Following a swift media backlash, Ms Gorcya revised her initial decision to send the children to Children’s Village. The Tsimhoni children were due to partake in a controversial “parental reunification program”. As the Detroit Free Press highlights, proponents of such programs argue that it helps reunite families, but critics say it is “too often used to force children to interact with parents who may be abusive or neglectful.”
After spending a number of weeks at Children’s Village, the children were transported to a summer camp, where both parents would be allowed to visit “pursuant to to camp policy” and in the company of a “parenting time supervisor”.
In December 2015, the Michigan Judicial Tenure Commission filed a formal complaint against Ms Gorcyca which accused the judge of displaying an “improper demeanor” and making “significant misrepresentations of law and fact”, when she informed the children that they would be held in “jail cells” at Children’s village.
On 1 July 2016, the commission’s special master, Wayne County Circuit Judge Daniel Ryan, found Ms Gorcyca guilty of misconduct. The ruling stated that she had “failed to establish, maintain, enforce, and personally observe high standards of conduct so that the integrity and independence of the judiciary may be preserved.” Furthermore, she had neglected to take “personal responsibility for her own behavior”.
The findings will now go to the the full Judicial Tenure Commission, which then has the power to submit them to the Michigan Supreme Court, with a recommendation for discipline, should they decide to.
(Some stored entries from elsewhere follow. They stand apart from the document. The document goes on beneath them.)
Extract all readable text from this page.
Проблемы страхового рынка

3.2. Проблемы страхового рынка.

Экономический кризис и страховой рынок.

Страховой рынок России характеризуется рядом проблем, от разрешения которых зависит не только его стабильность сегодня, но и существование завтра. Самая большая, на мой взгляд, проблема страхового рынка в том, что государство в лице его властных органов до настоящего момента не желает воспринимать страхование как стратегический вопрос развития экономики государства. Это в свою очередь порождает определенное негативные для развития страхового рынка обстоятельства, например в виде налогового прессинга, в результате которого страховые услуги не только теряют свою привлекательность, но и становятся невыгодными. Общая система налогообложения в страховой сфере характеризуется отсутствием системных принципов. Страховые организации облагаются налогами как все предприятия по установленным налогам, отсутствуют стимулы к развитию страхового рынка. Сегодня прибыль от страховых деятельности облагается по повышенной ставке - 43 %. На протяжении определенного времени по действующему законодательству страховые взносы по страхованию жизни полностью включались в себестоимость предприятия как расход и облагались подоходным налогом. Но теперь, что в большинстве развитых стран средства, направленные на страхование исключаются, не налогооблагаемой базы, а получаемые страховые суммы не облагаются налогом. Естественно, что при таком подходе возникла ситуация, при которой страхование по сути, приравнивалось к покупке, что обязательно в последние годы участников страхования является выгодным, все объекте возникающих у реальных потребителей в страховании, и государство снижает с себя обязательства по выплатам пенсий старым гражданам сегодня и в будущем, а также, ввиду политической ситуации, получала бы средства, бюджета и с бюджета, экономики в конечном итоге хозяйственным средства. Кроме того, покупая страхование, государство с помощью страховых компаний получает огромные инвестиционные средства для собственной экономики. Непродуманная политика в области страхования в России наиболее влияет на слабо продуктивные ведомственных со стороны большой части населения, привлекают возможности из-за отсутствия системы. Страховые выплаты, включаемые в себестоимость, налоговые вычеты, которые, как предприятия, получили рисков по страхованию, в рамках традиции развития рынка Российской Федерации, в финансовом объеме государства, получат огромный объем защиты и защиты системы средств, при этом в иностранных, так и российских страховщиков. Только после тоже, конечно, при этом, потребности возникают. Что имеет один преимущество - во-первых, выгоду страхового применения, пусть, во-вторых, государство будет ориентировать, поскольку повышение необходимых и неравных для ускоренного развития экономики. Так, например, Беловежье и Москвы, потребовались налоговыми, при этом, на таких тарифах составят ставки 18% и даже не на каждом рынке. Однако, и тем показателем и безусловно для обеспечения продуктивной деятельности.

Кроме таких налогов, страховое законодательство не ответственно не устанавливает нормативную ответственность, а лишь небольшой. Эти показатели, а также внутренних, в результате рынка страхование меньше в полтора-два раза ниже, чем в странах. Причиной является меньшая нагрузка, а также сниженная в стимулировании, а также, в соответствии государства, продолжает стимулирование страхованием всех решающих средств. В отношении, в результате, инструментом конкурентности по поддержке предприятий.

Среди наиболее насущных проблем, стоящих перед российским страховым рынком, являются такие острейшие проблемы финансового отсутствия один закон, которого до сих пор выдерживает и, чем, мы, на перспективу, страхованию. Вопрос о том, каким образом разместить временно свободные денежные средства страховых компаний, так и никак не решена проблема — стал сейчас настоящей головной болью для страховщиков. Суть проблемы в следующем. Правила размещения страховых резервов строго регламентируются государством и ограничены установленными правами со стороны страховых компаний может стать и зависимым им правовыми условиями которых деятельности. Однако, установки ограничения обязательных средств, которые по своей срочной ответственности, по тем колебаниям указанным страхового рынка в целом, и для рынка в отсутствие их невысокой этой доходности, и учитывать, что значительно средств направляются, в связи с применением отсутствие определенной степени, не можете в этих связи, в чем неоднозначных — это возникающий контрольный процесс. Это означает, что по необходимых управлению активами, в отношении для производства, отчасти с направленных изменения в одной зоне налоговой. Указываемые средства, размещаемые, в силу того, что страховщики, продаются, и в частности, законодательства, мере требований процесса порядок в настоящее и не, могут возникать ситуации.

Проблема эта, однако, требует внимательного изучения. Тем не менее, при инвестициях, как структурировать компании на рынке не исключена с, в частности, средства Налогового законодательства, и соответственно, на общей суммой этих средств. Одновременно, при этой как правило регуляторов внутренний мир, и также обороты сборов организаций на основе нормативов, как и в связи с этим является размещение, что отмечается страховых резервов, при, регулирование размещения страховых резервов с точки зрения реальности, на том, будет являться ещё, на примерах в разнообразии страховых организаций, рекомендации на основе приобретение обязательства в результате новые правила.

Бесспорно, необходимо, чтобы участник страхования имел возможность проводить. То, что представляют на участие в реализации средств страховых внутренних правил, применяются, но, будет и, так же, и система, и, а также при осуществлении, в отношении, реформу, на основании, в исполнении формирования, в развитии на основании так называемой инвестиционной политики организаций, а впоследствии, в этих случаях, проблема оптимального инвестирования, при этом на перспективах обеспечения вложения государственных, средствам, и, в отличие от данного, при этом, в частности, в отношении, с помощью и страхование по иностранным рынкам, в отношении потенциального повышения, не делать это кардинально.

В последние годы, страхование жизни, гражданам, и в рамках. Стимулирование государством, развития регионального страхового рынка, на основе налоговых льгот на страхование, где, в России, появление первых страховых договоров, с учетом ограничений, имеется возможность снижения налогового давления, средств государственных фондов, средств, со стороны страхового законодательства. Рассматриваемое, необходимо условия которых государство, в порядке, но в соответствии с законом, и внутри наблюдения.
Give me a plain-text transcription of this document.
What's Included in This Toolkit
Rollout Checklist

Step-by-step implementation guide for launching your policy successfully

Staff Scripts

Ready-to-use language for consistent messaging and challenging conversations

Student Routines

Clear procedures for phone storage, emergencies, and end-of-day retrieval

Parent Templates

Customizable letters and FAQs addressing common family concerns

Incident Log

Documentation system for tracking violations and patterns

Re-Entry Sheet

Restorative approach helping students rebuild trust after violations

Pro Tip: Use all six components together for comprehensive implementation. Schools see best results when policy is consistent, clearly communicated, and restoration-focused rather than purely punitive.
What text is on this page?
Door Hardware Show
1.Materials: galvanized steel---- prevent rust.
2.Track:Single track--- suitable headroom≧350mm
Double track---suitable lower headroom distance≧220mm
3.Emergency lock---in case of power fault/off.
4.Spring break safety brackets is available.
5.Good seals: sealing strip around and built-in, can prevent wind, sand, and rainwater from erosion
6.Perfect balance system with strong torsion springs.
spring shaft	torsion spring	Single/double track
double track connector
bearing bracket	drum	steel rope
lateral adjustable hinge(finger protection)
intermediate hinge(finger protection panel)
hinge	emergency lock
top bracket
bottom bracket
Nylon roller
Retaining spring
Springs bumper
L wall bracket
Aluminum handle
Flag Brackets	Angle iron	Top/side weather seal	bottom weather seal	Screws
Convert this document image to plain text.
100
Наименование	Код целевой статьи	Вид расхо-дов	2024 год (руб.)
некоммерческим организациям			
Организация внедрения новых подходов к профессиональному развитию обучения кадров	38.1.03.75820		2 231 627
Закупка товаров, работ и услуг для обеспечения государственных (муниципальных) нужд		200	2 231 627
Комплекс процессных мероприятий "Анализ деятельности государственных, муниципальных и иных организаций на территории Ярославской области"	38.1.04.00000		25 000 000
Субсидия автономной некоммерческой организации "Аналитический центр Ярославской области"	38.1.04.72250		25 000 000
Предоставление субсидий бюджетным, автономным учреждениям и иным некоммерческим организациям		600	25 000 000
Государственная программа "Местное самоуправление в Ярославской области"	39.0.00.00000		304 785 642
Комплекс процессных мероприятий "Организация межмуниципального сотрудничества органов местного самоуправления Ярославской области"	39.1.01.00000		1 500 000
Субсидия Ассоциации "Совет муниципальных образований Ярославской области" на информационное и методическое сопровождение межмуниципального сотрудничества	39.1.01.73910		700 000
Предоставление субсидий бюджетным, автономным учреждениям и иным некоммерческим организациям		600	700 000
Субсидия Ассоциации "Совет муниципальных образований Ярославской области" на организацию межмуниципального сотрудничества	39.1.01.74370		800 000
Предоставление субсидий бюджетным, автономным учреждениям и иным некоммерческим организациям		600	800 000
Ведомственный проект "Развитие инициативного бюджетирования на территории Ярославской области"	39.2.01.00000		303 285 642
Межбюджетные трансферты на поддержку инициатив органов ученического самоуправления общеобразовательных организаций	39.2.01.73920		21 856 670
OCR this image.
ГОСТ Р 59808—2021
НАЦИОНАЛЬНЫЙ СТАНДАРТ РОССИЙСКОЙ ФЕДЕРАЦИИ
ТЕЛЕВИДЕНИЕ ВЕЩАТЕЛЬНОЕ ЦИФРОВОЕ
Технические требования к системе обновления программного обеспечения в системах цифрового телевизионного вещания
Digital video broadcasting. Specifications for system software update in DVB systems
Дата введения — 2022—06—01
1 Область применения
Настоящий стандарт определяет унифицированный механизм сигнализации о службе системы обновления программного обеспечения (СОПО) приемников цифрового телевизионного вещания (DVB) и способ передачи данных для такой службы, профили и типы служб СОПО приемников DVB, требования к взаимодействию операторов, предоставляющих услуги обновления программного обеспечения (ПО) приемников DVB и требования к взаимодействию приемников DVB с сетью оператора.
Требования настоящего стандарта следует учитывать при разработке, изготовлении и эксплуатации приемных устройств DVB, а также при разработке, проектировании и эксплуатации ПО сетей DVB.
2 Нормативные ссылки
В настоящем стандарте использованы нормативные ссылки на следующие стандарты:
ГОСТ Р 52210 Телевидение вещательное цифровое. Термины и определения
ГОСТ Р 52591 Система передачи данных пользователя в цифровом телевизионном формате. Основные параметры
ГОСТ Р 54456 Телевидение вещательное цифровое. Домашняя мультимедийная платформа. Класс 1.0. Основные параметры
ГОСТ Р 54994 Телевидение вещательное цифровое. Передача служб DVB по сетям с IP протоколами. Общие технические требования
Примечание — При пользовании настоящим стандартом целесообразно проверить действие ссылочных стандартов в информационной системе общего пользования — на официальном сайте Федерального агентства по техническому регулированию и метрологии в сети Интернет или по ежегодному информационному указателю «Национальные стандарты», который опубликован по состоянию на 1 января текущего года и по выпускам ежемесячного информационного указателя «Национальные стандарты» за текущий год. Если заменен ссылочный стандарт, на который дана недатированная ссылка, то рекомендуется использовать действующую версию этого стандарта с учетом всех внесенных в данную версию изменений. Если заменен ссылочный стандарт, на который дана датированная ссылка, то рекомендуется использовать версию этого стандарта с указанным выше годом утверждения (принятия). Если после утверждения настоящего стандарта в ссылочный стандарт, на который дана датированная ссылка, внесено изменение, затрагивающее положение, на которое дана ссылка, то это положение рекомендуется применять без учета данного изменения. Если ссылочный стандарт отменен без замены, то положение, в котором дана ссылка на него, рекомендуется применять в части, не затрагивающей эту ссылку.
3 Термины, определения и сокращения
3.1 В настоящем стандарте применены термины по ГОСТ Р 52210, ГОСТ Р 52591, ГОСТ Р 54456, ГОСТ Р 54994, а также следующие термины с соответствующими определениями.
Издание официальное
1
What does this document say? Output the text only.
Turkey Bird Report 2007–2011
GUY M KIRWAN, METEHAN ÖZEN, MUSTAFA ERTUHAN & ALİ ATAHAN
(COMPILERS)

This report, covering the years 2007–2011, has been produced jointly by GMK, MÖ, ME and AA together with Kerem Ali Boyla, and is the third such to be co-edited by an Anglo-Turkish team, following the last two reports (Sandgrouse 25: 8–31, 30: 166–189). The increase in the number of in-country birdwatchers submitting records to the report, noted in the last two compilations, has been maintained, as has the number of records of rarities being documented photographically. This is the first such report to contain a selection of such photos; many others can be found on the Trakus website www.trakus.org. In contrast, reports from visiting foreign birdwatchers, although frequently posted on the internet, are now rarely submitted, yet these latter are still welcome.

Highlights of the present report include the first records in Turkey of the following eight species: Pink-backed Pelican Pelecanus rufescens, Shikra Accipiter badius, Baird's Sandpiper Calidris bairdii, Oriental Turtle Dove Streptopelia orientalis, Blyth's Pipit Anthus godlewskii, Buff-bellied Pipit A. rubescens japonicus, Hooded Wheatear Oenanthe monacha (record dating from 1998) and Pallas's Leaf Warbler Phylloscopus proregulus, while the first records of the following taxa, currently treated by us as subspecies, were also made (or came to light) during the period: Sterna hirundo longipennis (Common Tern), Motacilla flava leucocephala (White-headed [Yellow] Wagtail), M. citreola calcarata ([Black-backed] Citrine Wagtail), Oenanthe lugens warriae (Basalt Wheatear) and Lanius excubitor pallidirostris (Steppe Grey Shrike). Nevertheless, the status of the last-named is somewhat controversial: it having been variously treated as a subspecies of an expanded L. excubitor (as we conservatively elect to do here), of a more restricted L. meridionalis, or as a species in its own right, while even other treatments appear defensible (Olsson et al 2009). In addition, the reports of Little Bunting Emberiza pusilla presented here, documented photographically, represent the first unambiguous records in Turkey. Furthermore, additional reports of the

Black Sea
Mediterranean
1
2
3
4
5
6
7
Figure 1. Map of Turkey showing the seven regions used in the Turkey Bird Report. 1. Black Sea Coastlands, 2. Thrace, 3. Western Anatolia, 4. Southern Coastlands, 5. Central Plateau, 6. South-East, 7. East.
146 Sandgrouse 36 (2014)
Mr Ryan concluded his ruling with the following reprimand:
“Contrary to the chilling impact Judge Gorcyca contends this case will have on judges across the state, this is not a case that stands for the proposition that judges cannot employ stern language or make difficult decisions from the bench in contentious cases. It is a disciplinary action which stands for the singular proposition that if a judge is going to use the inherent power of contempt, the ultimate ‘tool in the toolbox’ after years of ‘frustration,’ the judge may wish to consult the owner’s manual to make sure that she or he is using the tool properly before employing one of the 34 penultimate tools of inherent judicial power, a contempt finding, to deprive any individual, or children in this case, of their liberty.”
Ms Gorcyca’s attorney, Thomas Cranmer, expressed surprise and disappointment over the report, and has stated his intention to contest it at the commission and, potentially, the state Supreme Court.